DIPS collar positions are structurally neutral (protective); the modeled P&L assumes European-style exercise at expiration and ignores early assignment, transaction costs, dividends paid before expiry on the stock leg (when present), and the bid-ask spread on the listed chain. DIPS positions also carry Financial Services sector concentration risk; news flow inside the sector (peer earnings, regulatory shifts, supply-chain headlines) can move DIPS alongside the broader basket even when DIPS-specific fundamentals are unchanged. Always rebuild the position from current DIPS chain quotes before placing a trade.

Frequently asked questions

What is a collar on DIPS?
A collar on DIPS is the collar strategy applied to DIPS (etf). The strategy is structurally neutral (protective): A collar pairs long stock with a protective out-of-the-money put financed by a short out-of-the-money call, capping both tails of the position around the current spot. With DIPS etf trading near $37.50, the strikes shown on this page are snapped to the nearest listed DIPS chain strike and the premiums come straight from the end-of-day bid/ask midpoint.
How are DIPS collar max profit and max loss calculated?
Max profit roughly equals short-call strike minus cost basis plus net premium; max loss roughly equals cost basis minus long-put strike minus net premium. Breakeven shifts by the net premium. For the DIPS collar priced from the end-of-day chain at a 30-day expiry (ATM IV 34.00%), the computed maximum profit is $118.50 per contract and the computed maximum loss is -$381.50 per contract. Live intraday quotes will differ as the chain moves through the trading session.

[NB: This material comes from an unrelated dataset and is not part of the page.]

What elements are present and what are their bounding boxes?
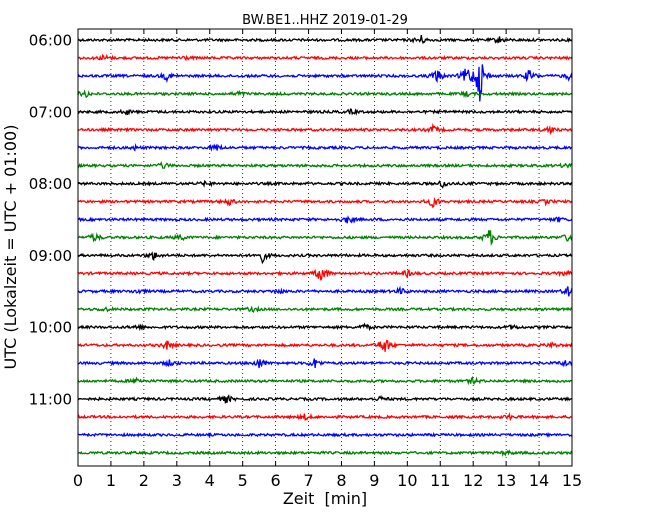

What is the breakeven for a DIPS collar?
The breakeven for the DIPS collar priced on this page is roughly $38.82 at expiration, derived from end-of-day chain premiums. Breakeven is the underlying price at which the strategy's P&L crosses zero ignoring transaction costs and assignment risk. The current DIPS market-implied 1-standard-deviation expected move is approximately 9.75%; if the move sits well outside the breakeven distance, the structure's risk-reward becomes correspondingly tighter.
When should you consider a collar on DIPS?
Collars on DIPS hedge an existing long DIPS etf position; the long put sets a floor while the short call finances it, often run as a near-zero-cost hedge during expected volatility windows.
How does current DIPS implied volatility affect this collar?
DIPS ATM IV is at 34.00% with IV rank near 18.68%, which is on the low end of its 1-year range. Premium-buying structures (long call, long put, debit spreads) are relatively cheap in this regime; premium-selling structures collect less credit per unit risk.